O alcance do caso julgado decorre dos próprios termos da decisão, dado determinar o artigo 621.º do mesmo Código que “a sentença constitui caso julgado nos precisos limites e termos em que julga”. Daqui resulta que o caso julgado abrange apenas a parte decisória e não, em princípio, os fundamentos de facto e de direito em que se baseia, podendo os seus limites integrar a decisão de questões que constituam antecedente lógico que conduza à decisão final. Por outro lado, tem eficácia relativa, isto é, por regra, apenas vincula as partes da ação, não afetando terceiros, salvo em situações excecionais.
O caso julgado vincula as partes da ação, não apenas no processo onde foi proferida a decisão, mas também no âmbito de outros processos, exercendo uma função negativa, ao impedir a repetição da causa decidida com trânsito em julgado (artigos 576.º, n.º 2, 577.º, alínea i), 580.º e 581.º do CPC), e uma função positiva, ao fazer valer a sua autoridade, impondo a decisão tomada, numa relação de prejudicialidade relativamente a decisões a proferir em novas ações com outro objeto[1].
A autoridade do caso julgado impõe que as questões decididas vinculem as partes em ações posteriores, seja a título principal ou a título prejudicial, desde que verificada a identidade subjetiva, atento o princípio do contraditório (artigo 3.º do CPC), que impede quem não interveio no processo de ser afetado pela decisão nele proferida.
Sendo as mesmas as partes no processo n.º 1672/22.0T8STB e nos presentes embargos de executado, e reportando-se ambos à invocação de nulidade por simulação da confissão de dívida pela escritura apresentada como título executivo na execução que constitui o processo principal, há que ter em conta, nestes embargos, as questões expressamente decididas naquela ação, impondo a autoridade do caso julgado que a decisão de tais questões vincule as partes nesta ação, seja a título principal ou a título prejudicial.
Nesta conformidade, estendendo-se o caso julgado à decisão das questões conexas com a parte dispositiva do julgado, daqui resulta que abrange a resolução das questões fáctico-jurídicas prévias ou preliminares que forem antecedente lógico, indispensável à emissão da parte dispositiva do julgado.
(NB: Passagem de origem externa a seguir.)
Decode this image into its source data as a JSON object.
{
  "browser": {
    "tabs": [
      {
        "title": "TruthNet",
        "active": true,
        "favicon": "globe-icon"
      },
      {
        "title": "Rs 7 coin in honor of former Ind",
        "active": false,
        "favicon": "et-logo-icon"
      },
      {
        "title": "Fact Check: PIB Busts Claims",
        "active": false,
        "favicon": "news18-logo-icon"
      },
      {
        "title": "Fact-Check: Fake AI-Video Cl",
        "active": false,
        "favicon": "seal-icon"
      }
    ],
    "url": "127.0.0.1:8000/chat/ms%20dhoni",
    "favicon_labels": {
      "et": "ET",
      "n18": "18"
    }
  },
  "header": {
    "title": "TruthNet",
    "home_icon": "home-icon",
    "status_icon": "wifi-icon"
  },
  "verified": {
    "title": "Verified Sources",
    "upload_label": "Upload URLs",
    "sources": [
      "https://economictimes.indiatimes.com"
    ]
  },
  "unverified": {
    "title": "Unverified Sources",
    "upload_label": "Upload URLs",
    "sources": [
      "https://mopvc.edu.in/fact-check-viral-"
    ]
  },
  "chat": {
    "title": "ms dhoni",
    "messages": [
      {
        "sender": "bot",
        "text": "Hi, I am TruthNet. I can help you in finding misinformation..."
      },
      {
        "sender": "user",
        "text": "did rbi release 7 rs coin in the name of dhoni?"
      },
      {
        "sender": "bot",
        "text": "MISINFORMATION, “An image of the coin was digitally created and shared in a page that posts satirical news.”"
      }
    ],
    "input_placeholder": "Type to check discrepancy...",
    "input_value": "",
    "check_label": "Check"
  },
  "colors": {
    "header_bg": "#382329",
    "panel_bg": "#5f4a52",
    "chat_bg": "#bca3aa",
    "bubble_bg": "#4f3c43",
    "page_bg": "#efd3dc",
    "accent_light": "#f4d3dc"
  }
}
Assim sendo, mostra-se justificada a suspensão da instância determinada pelo Tribunal de 1.ª instância.
Acresce que, na ação em apreciação, foi já realizada a audiência final e proferida sentença, decisão esta que se encontra em fase de recurso, sendo que nos presentes embargos, conforme se consignou na decisão recorrida, era momento de agendar audiência prévia e, aí, proferir despacho saneador, delimitar o objeto do litígio e enunciar os temas da prova, ou, dispensando a audiência prévia por se destinar apenas a tais fins (artigo 593.º do Código de Processo Civil), de proferir o dito despacho saneador e fazer as referidas delimitação e enunciação.
Tendo em conta a fase em que se encontra cada um dos processos, estando a ação declarativa claramente mais adiantada, não se vislumbra que os prejuízos da suspensão superem as vantagens daí decorrentes, nada impedindo a suspensão determinada pela 1.ª instância.
Nesta conformidade, cumpre concluir que se encontram preenchidos os pressupostos de suspensão da instância por determinação do tribunal, o que impõe a confirmação da decisão recorrida.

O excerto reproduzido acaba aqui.